• Raster paint: Use acrylic paint, let it dry, then scratch off with another piece of acrylic
  

     If you're trying to add a second color to a raster image on a piece of acrylic, getting the color to stay can be difficult. Shane suggests using a squeegee and avoiding acrylic/other tools for scraping off paint as this scratches the surface. At least for clear acrylic plastic, I found that letting the acrylic paint dry and scraping it off with another piece of acrylic worked very well. The flatness of the scraper means you don't remove any of the paint in the raster indentations. The acrylic surface will no longer look pristine, but if your main goal is for the raster to stand out (as it was for me with a ruler on the top arm of the camera-detected protractor), the scratches really aren't that noticeable.  If they are, Novus Fine Scratch Remover works like a charm (for laser-cutter-induced burn marks, too)! Many thanks to Jessica Ji for suggesting I use it.

• Acrylic springs: BRITTLE! Try a smaller diameter and an intermediate number of turns.
  

    An acrylic spring is easy to make in CorelDRAW: use Polygon tool (icon is a hexagon) => Spiral. You can specify the number of turns in the spiral, even or logarithmic revolution spacing, and the expansion factor. When printed, the spiral becomes springy--namely, it recoils when you pull it back. First warning: the spiral needs to be narrow in order to work as a spring, which makes it VERY BRITTLE and easy to snap, particularly when stretched to >=70% of the max. Don't pull it back too far. Fortunately, when you have the CorelDRAW file saved, it's fairly easy to print a new spring.

     In search of the best spring for an object launcher, I made several prototypes testing these properties. I found that an outer diameter that is close to the size of the object works best. Yes, the elasticity of the spring increases with diameter (you can pull the object back further and presumably launch it further with more force). However, with a bigger diameter, the object is much more likely to fall out of the spring or bounce off the opening, altering the launch trajectory. A spring that is only slightly bigger (+0.5-1 inch in diameter) than the object still allows a considerable stretch and launches more predictably in a straight line.

     I used a spring of even width with an expansion factor of 1 (as opposed to logarithmic revolution spacing/a higher expansion factor). This is because I wanted a linear relationship between spring stretch and launch force.
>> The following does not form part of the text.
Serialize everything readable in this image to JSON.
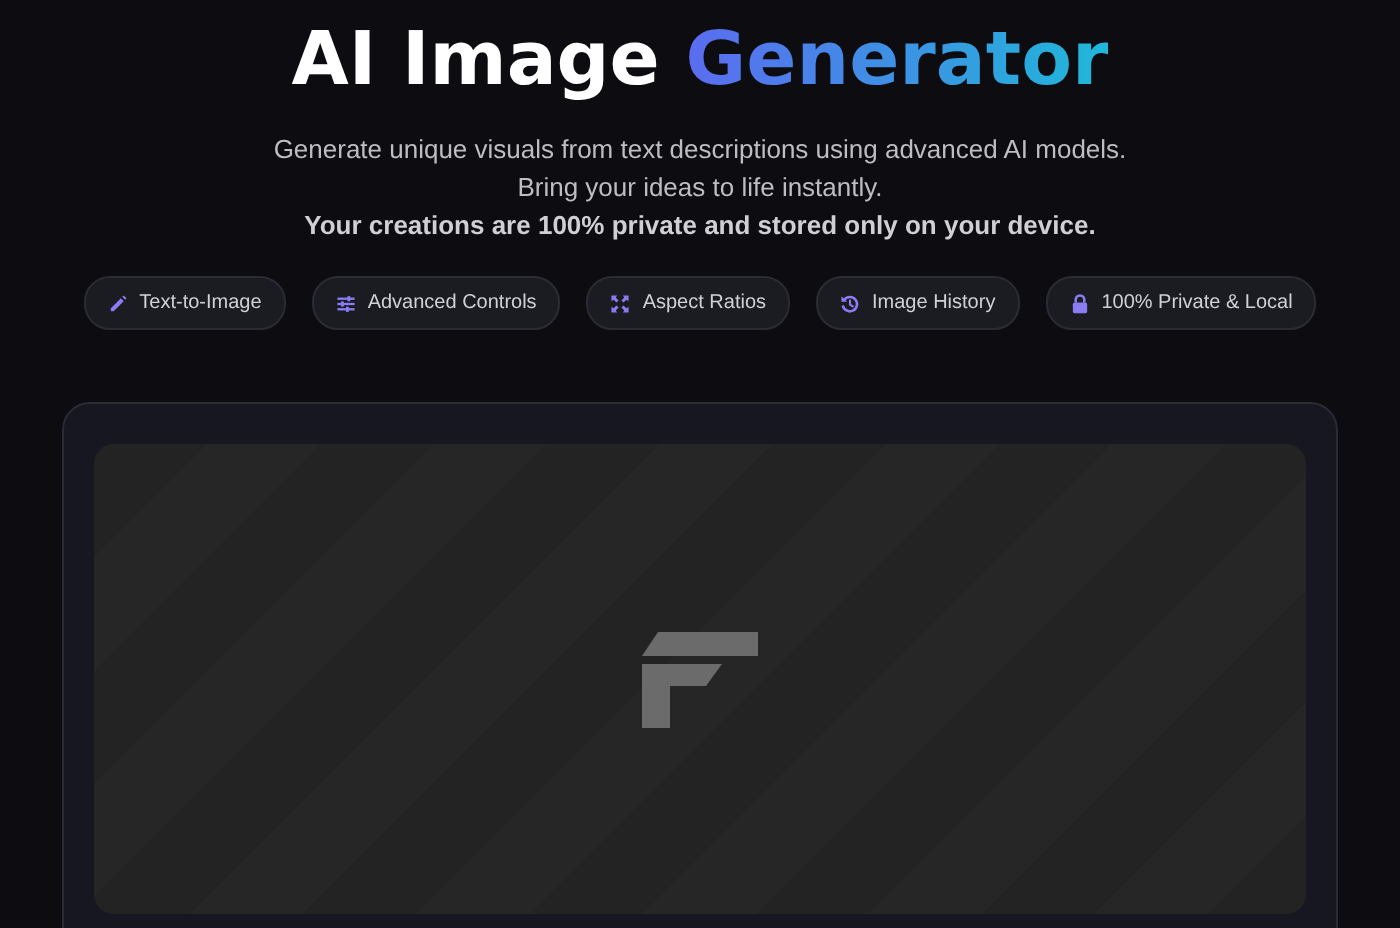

A spring whose thickness varied along its length wouldn't have uniform elasticity, making the correlation between launch force (i.e. how far back you stretched the spring) and object trajectory less clear. I also found that a good TTD (turns to diameter) ratio is around 5-7, with my optimal value being 6 turns per inch of spiral diameter. Too many turns per inch result in a more brittle spring that is more likely to fall out of alignment with the opening (i.e. launch an object too low) due to its many separate coils. Too few turns per inch result in a more rigid/less elastic spring, though in my experience it's better to err on this side of the optimum (gives more consistent launches).

• Magnetic feet: Know the strength of your magnets!

     My magnetic foot idea for the obejct launcher/protractor is very simple: glue a washer-shaped acrylic foot to the component of interest, then glue a small magnet into the inner hollow of the foot. This helps keep the component of interest flat relative to the support surface, looks more polished than a single magnet, etc. I was very surprised by the strength of the magnets I was using. As I was hot gluing them into the washer-shaped acrylic feet, they would jump out of the hollows to attach to nearby magnet friends. Also, they very easily rip out of the hot glue and stay stuck to the whiteboard instead of the surrounding/backing acrylic. If you're using magnetic feet of this persuasion, I would suggest 1) using weaker magnets so the hot glue can overcome the attraction of the whiteboard/other magnetic surface or 2) placing a piece of acrylic between the magnet and the backing--a full circle glued to the bottom of the washer-shaped foot that keeps the magnet from direct contact with the backing. The second solution's isolating layer of acrylic also prevents your magnets from leaving gray streaks on the backing when the object is moved.